In his post, “One Way to Rebuild America” at The New Republic, TDS-Co-Editor William Galston makes a persuasive case for “a national infrastructure bank,’ to restore America’s deteriorating network of roads, bridges, sewers, mass transit systems and other essentail public facilities needed for healthy economic growth.
The National Infrastructure Bank, which was proposed by a bipartisan commission and in legislation now before both houses of congress, was supported by President Obama during his campaign for president. Here is the basic outline, according to Galston:
The bank would be established with an initial infusion of federal capital–$60 billion is a frequently cited figure–and an independent board of directors. All projects seeking federal support over a fixed amount ($75 million in the 2007 Dodd/Hagel version) would have to be submitted to the bank for approval. The governors would employ an explicit and rigorous template for evaluating projects’ benefits and fundability. Projects surviving this test would be eligible for a range of financing options.

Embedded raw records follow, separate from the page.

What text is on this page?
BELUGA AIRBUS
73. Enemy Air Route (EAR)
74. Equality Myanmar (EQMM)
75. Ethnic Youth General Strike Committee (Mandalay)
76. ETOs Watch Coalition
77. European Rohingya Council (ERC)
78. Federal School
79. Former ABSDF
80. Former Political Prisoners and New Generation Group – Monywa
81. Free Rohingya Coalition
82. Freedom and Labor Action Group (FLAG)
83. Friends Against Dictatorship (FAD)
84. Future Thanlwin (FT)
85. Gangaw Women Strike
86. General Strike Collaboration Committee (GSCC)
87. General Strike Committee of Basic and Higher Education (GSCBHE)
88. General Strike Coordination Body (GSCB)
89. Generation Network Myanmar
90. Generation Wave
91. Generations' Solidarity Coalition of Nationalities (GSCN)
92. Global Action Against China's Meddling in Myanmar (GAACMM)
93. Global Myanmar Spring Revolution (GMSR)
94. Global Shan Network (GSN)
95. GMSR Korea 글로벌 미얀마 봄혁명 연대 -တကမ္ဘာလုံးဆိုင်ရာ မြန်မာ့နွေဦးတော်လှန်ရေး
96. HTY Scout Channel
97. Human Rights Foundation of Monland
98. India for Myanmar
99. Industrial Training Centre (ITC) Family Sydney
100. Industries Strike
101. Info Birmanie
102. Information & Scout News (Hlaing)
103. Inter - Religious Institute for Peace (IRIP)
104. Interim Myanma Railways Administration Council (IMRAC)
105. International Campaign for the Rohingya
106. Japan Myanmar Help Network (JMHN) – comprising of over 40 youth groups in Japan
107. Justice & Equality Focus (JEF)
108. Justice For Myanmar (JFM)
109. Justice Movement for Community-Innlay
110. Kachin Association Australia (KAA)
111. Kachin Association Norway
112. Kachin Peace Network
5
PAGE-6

Beyond reducing the influence of local pork-barrel considerations on infrastructure investments, the bank would offer two other advantages. First, it could mobilize additional capital by reselling the loans it makes in the private market. This would enable the bank to make more loans without additional appropriations, multiplying the bank’s impact on the direction and level of investment. Second, it could help smooth over some short-term political problems. Rather than forcing current taxpayers to bear the entire burden of investments from which the next generation will also benefit, revenue bonds would enable all users over a period of decades to pay a fair and affordable share..

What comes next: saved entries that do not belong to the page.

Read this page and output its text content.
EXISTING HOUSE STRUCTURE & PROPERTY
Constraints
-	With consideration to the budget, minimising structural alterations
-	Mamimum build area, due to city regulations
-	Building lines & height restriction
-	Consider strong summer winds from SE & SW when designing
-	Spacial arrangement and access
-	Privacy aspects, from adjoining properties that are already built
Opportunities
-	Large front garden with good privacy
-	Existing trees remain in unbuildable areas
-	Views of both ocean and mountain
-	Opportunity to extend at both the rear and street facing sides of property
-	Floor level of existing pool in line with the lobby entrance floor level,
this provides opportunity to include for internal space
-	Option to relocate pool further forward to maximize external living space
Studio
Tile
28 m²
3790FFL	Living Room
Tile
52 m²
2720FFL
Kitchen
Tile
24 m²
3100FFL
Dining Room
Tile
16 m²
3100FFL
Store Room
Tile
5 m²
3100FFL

Galston acknowledges that the proposal has some powerful foes, including some “congressional appropriators,” who fear the bank’s independent Board fo Directors might “clip their wings” and there are even rumors of some opponents of the proposal on President Obama’s senior staff. But Galston nonetheless sees a near-perfect match of compelling need and available resources that can be best addressed by the proposal:
We have an urgent need–a growing gap in providing public goods that improve economic efficiency as well as the quality of social life. We have massive unused resources, in the form of idle plants and equipment and sky-high unemployment. Infrastructure investment creates high-quality jobs here at home, and it produces tangible results to which politicians can point with pride…It’s a natural centerpiece for any agenda that emerges from the White House’s December “jobs summit.”
Galston puts the challenge to the white house to provide the needed leadership. “Will the president have the courage of his campaign convictions?…Will we become once again the country that created the interstate highway system? Or are we too divided and dispirited even to try?” Good questions, and America’s economic future may well depend on the answer.